Anxious Decades by Michael E. Parrish
Author:Michael E. Parrish
Language: eng
Format: epub
Publisher: W. W. Norton & Company
3
Launching the New Deal
The air suddenly changed, the wind blew through the corridors, a lot of old air blew out the windows. You suddenly felt, “By God, the air is fresh, it’s moving, life is resuming. ”
—RFC attorney Milton Katz
NADIR
After hearing Roosevelt deliver his inaugural address on March 4, 1933, the actress Lillian Gish said FDR seemed “to have been dipped in phosphorus,” so luminous were his words in contrast to the gray, blustery weather. The president’s firm, rich voice exuded resolution and confidence when he declared that “this great nation will endure as it has endured, will revive and will prosper.” The only thing Americans had to fear, he said, was fear itself, “nameless, unreasoning, unjustified terror which paralyzes needed efforts to convert retreat into advance.” He would ask Congress, he told the crowd before the Capitol, for “broad executive power to wage a war against the emergency, as great as the power that would be given to me if we were invaded by a foreign foe.”
It was a great address—more powerful in delivery than in substance, but even when heard a half century later it still retains its capacity to inspire an audience. Roosevelt knew, however, that the nation required more than eloquence and optimism. In the fourth winter of the Great Depression, America faced staggering problems, none greater than those stalking the nation’s banks on March 4.
Raymond Moley recalled one customer at his hometown bank in Ohio who told the teller: “If my money’s here, I don’t want it. If it’s not, I want it.” In the nation’s capital, where the potentates of the two major parties assembled for Roosevelt’s inauguration, hotels informed their guests that because of “unsettled banking conditions throughout the country, checks on out-of-town banks cannot be accepted.” Political power seemed to be about all Americans could transfer or exchange on March 4, 1933. “The bankers are descending on Washington. They seem utterly hopeless and defeated,” a visitor remarked to Justice Brandeis. “Well,” responded the old progressive, “aren’t they known as the Napoleons of finance?”

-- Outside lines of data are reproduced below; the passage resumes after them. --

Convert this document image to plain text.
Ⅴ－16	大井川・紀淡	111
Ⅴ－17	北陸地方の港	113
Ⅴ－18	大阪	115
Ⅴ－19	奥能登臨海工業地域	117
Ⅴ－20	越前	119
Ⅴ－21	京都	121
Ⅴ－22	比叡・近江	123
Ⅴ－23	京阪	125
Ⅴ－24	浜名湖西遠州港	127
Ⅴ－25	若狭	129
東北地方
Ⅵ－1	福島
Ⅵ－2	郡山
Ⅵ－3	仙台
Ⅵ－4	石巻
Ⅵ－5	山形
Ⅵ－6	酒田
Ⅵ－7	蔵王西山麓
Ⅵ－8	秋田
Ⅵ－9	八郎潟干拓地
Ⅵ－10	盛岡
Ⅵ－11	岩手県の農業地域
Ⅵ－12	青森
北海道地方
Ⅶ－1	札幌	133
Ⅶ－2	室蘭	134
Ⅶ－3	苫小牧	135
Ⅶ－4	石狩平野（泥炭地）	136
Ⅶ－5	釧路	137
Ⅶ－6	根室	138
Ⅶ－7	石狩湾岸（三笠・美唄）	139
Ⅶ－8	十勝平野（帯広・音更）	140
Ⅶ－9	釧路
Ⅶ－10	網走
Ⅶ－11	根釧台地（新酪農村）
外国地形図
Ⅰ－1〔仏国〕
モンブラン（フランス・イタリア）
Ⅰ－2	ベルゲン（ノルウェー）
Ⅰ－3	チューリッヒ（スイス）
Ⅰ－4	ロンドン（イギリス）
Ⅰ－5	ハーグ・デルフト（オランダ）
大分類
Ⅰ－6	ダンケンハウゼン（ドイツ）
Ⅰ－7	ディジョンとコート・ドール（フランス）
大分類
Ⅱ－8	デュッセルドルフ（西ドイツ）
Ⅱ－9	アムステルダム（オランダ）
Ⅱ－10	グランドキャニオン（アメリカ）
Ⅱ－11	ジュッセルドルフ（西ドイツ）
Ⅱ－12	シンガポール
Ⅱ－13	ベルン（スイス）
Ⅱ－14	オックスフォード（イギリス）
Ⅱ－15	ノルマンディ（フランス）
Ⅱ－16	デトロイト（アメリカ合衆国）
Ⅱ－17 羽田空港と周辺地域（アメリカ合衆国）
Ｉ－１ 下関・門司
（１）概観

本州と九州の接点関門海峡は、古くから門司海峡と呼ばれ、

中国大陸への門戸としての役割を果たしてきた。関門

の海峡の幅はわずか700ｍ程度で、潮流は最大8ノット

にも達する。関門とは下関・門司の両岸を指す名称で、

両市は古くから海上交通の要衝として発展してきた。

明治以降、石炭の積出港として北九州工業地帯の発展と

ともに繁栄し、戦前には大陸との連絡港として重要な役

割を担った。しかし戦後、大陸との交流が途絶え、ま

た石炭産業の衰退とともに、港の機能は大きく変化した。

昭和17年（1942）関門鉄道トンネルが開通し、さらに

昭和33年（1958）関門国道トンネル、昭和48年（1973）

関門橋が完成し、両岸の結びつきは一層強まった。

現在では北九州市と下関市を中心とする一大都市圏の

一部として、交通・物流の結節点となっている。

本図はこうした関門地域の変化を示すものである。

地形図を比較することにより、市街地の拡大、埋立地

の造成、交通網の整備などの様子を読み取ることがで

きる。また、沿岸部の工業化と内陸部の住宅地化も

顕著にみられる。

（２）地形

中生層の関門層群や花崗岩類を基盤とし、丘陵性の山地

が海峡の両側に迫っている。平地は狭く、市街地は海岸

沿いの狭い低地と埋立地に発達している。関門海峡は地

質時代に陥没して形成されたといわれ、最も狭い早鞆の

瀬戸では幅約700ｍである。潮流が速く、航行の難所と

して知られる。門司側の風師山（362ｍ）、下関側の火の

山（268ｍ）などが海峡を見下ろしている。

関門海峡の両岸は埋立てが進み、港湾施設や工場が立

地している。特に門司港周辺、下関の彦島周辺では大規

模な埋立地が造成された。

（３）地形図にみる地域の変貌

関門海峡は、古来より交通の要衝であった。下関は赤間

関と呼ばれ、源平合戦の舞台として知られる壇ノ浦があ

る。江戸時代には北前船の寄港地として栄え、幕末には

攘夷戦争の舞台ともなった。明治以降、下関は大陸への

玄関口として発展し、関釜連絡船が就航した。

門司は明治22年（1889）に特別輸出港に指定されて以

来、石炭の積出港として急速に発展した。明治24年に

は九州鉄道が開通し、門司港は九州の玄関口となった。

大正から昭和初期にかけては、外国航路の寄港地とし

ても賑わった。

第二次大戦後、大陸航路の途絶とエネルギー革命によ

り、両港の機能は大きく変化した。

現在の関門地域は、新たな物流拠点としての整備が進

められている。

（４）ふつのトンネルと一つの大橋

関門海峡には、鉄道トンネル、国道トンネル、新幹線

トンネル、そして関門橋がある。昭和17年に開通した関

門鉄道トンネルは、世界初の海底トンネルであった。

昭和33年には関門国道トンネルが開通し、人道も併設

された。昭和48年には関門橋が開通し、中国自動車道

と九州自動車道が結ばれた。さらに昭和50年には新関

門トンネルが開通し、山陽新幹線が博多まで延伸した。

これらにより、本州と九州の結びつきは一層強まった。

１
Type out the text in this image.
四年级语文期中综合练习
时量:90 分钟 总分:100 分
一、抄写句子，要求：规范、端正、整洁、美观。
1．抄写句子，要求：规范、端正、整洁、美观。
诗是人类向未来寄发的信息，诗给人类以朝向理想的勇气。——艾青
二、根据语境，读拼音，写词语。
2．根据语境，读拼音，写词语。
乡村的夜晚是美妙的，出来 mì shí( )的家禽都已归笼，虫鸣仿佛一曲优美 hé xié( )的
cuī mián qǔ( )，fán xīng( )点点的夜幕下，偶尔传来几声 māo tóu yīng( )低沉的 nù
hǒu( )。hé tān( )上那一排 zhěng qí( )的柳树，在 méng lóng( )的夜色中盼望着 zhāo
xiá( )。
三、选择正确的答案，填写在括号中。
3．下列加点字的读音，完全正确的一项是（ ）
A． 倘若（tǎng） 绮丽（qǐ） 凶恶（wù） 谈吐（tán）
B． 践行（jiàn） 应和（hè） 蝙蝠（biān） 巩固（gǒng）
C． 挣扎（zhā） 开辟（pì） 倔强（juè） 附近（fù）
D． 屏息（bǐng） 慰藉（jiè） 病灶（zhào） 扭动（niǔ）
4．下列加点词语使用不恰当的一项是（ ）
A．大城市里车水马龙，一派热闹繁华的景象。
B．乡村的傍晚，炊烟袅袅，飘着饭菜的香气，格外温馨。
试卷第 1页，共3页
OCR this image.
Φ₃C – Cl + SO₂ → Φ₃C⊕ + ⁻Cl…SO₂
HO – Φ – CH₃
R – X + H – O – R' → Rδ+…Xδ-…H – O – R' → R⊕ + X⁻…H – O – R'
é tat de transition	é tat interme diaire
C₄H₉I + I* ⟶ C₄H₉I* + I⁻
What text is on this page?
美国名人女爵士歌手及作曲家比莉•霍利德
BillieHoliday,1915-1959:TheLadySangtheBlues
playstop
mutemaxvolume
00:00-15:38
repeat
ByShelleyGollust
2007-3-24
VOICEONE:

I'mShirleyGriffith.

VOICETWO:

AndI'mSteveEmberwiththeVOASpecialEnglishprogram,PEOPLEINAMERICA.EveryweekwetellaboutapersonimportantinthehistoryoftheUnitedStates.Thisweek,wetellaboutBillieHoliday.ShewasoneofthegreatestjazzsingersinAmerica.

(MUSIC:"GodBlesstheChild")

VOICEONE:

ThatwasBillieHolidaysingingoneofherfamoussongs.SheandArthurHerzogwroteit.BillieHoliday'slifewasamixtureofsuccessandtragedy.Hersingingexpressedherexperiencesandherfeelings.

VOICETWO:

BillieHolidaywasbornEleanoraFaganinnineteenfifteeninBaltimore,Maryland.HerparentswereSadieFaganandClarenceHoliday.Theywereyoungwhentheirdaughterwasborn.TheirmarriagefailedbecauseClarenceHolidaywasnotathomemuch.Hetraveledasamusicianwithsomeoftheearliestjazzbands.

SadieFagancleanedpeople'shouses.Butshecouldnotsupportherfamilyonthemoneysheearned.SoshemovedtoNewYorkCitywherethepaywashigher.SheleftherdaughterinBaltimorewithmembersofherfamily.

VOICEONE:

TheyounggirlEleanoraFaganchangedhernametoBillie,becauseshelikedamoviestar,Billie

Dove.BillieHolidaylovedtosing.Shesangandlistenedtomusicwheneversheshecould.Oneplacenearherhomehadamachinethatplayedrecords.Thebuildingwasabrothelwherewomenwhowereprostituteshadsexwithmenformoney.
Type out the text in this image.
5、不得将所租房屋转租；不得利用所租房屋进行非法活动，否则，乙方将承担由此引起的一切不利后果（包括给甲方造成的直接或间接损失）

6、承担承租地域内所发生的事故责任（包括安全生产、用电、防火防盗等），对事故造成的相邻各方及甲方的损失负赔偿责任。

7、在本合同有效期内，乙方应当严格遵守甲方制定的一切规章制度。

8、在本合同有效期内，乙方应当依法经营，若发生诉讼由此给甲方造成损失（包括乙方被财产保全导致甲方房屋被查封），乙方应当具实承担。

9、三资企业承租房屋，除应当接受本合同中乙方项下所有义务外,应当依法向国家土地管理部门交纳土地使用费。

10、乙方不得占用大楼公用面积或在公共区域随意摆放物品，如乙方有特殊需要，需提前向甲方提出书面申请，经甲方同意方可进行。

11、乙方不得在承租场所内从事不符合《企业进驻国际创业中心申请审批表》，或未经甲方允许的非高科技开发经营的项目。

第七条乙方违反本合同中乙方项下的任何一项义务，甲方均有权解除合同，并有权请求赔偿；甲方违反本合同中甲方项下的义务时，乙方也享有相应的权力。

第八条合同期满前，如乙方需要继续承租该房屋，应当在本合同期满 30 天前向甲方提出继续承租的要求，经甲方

Credit, the lubricant of capitalism, had virtually dried up. In the week before Roosevelt’s inauguration, terrified Europeans withdrew nearly $1 billion in gold from New York City banks alone. Americans everywhere hoarded currency. Even as FDR took the oath of office, over five thousand banks were already closed, including all of those in New York and Illinois, which had been shut down earlier in the day by order of the states’ governors. A de facto banking holiday already existed throughout the United States when Roosevelt officially proclaimed one on March 6 and called Congress into special session a week later to deal with the financial crisis. That Congress, led as never before by the president, stayed in session for a hundred days. And when it left town, the relationship between Americans and their national government would never again be quite the same.
SAVING CAPITALISM
How FDR, his advisers, and Congress dealt with the banking crisis in 1933 prefigured much of the legislation of the Hundred Days and the controversies that have swirled around the New Deal ever since.